Research

Probing Question: Is cloned meat safe to eat?

cow with yellow tag in earKen Jarvis

Picture the perfect steak. The first bite melts in your mouth, tender and dripping with flavor. You can barely keep chewing as your mind goes slack with joy. Yes, you could spend the rest of your life eating this same steak, over and over, with no complaint whatsoever.

The technology exists to create exact reproductions of genetically superior cows—those that have the most tender flesh or are the best milk-producers, says Ed Mills. But don't expect cloned steaks to hit the market in the near future.

Mills, associate professor of dairy and animal science at Penn State, notes that although U.S. companies have already produced over 600 cloned animals, most were copies of prize-winning cows or bulls, destined for stud farms, not the dinner table. Since 2001, the industry has had a self-imposed moratorium preventing cloned meat from entering the food supply. This gave the Food and Drug Administration time to conduct a risk assessment on the safety of eating meat from cloned animals.

The agency's conclusion? It's as safe as any other meat, says Mills, noting that the FDA's report found meat and milk from bovine, swine, and goat clones "as safe to eat as food from conventionally bred animals." Unlike genetic engineering, which changes the DNA make-up of an animal, cloning produces a genetic replica of the original, Mills explains. Like an identical twin, the replica cow shares the original's genetic material. Thus, the FDA's finding, after years of reviewing the scientific literature, found no essential difference between the meat of cloned or bred cows: Genetically identical animals produce the same meat. This conclusion echoes a 2002 report by the National Academy of Sciences.

That doesn't mean cloned meat will find its way to the supermarket anytime soon.

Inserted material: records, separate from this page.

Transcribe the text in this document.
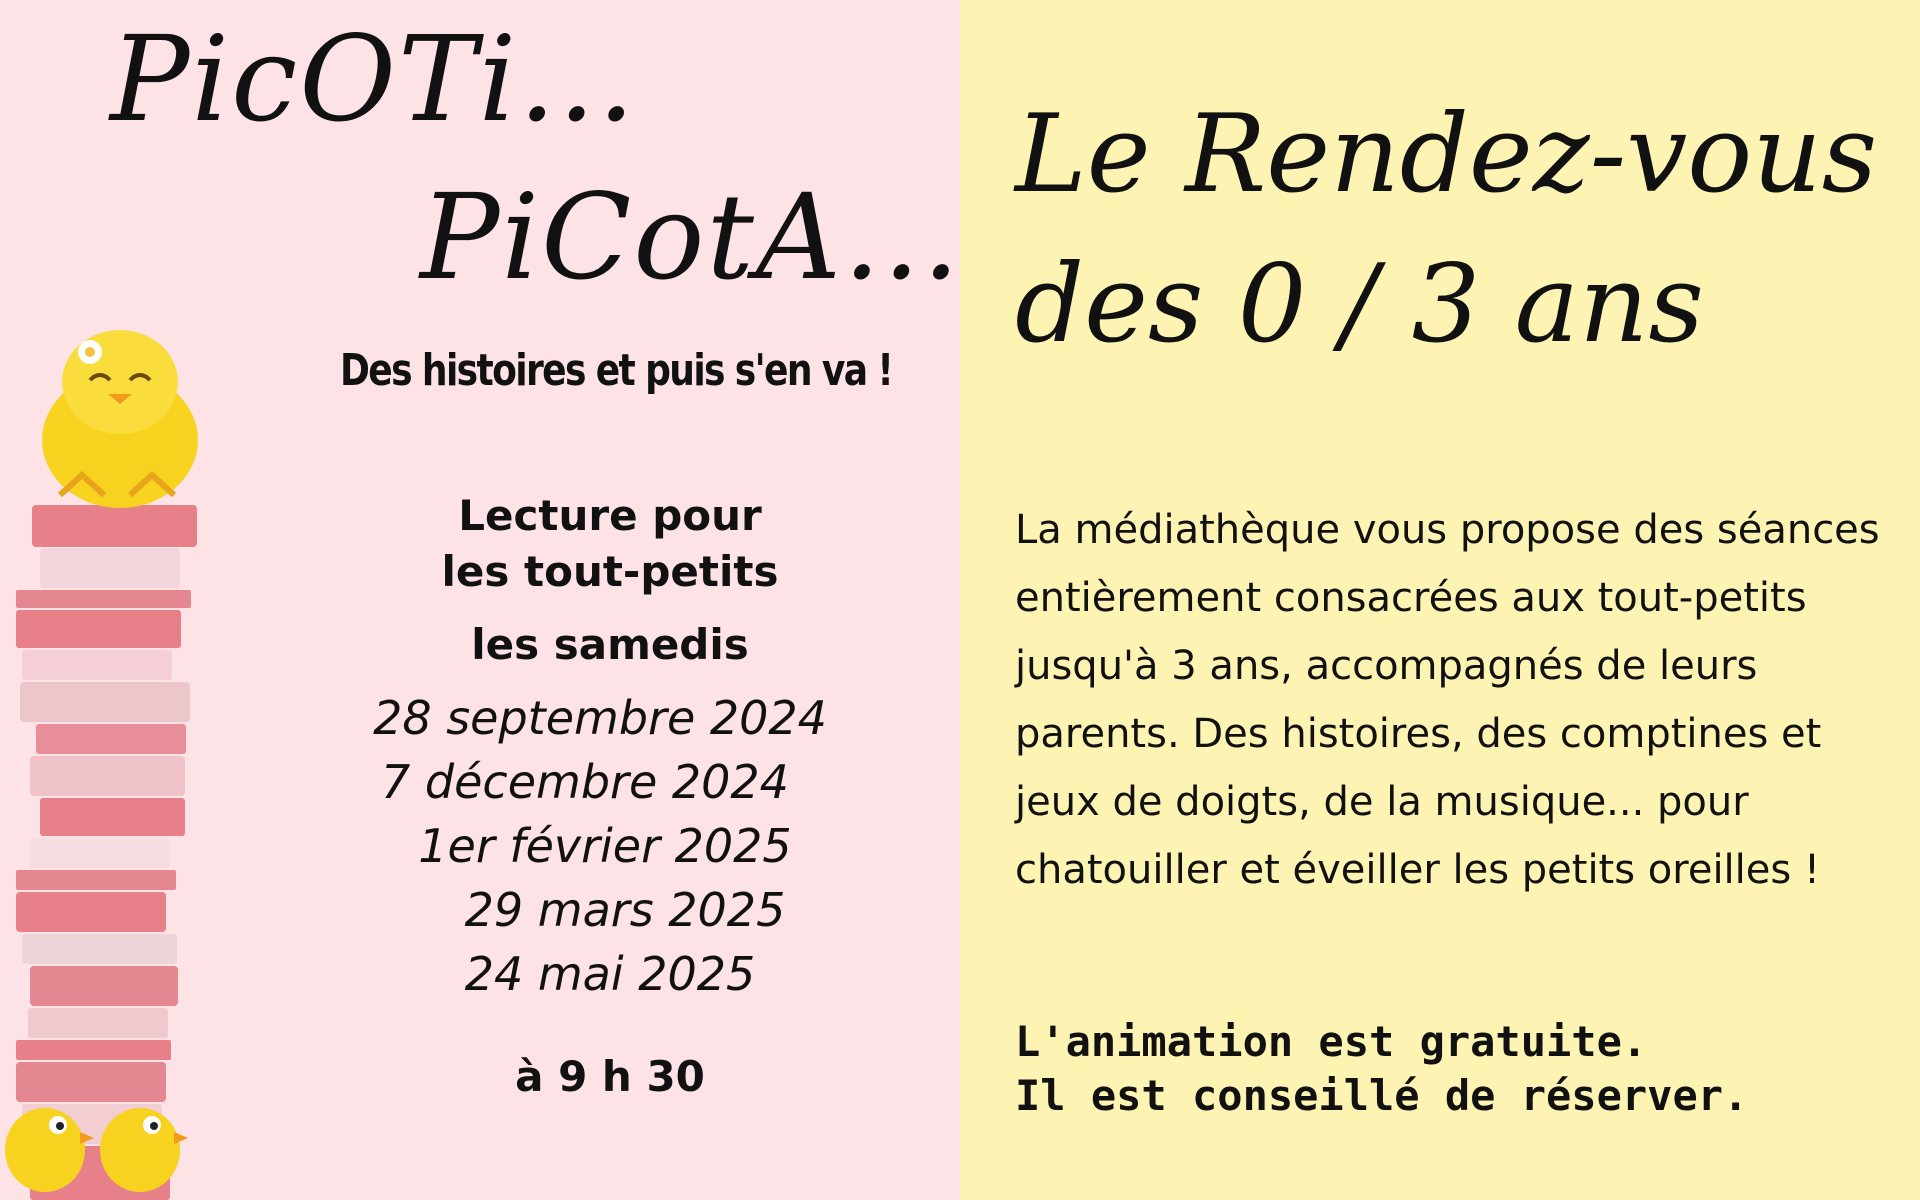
PicOTi...
PiCotA...
Des histoires et puis s'en va !
Lecture pour
les tout-petits
les samedis
28 septembre 2024
7 décembre 2024
1er février 2025
29 mars 2025
24 mai 2025
à 9 h 30
Le Rendez-vous
des 0 / 3 ans
La médiathèque vous propose des séances entièrement consacrées aux tout-petits jusqu'à 3 ans, accompagnés de leurs parents. Des histoires, des comptines et jeux de doigts, de la musique... pour chatouiller et éveiller les petits oreilles !
L'animation est gratuite.
Il est conseillé de réserver.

Mills points to a 2006 survey by the Pew Initiative on Food and Biotechnology that found American consumers are uneasy about cloning, with 64 percent of respondents saying they would rather not eat cloned meat. In addition, notes Mills, a cloned cow might cost $15,000, compared to $2,000 for one naturally bred. Mills predicts that, because of the cost and public hesitation, few clones will be used for meat production. "I suspect that among the few hundred clones out there, some are of superior genetic material," he explains. "But in order to make those financially beneficial, we need to use them for breeding purposes, not eat them." Beginning with genetically superior stock means a better chance of producing genetically superior offspring, explains Mills.

four cows all with yellow tagsBorut Peterlin

The FDA's findings probably won't quell all doubts about the safety of cloned food, he adds. "I think the real controversy revolves not around safety, but around fear." The FDA declared that because cloned products have no essential difference from regular products, consumers don't need to know the difference—products from cloned animals don't need labels. "But," Mills says, "to say that there's no need for labeling on a safety basis is not to say that there won't be labeling based on market demands." As consumers have grown more food-supply conscious, they've demanded more information about where their food comes from, he notes.

To date, thirteen state legislatures—including California, Tennessee, New Jersey, and Kentucky—have proposed bills requiring labels on cloned food. Consumer advocates have charged that the FDA rushed its findings, ignoring widespread public sentiment against animal cloning. (A recent Gallup poll found that 60 percent of Americans find cloning morally indefensible.) In Europe, the mad-cow crisis of the mid-'90s spawned companies such as IdentiGEN, which specializes in DNA tracing of meat products. Some critics of the meat industry feel that—in the wake of the recent U.S. Department of Agriculture recall involving 143 million pounds of raw and frozen beef—we might be wise to adopt a similar strategy to help us track the origins of our meat supply.

For the moment, the public may need time to chew over the cloning issue before deciding whether to chow down on a "copy-cow" burger.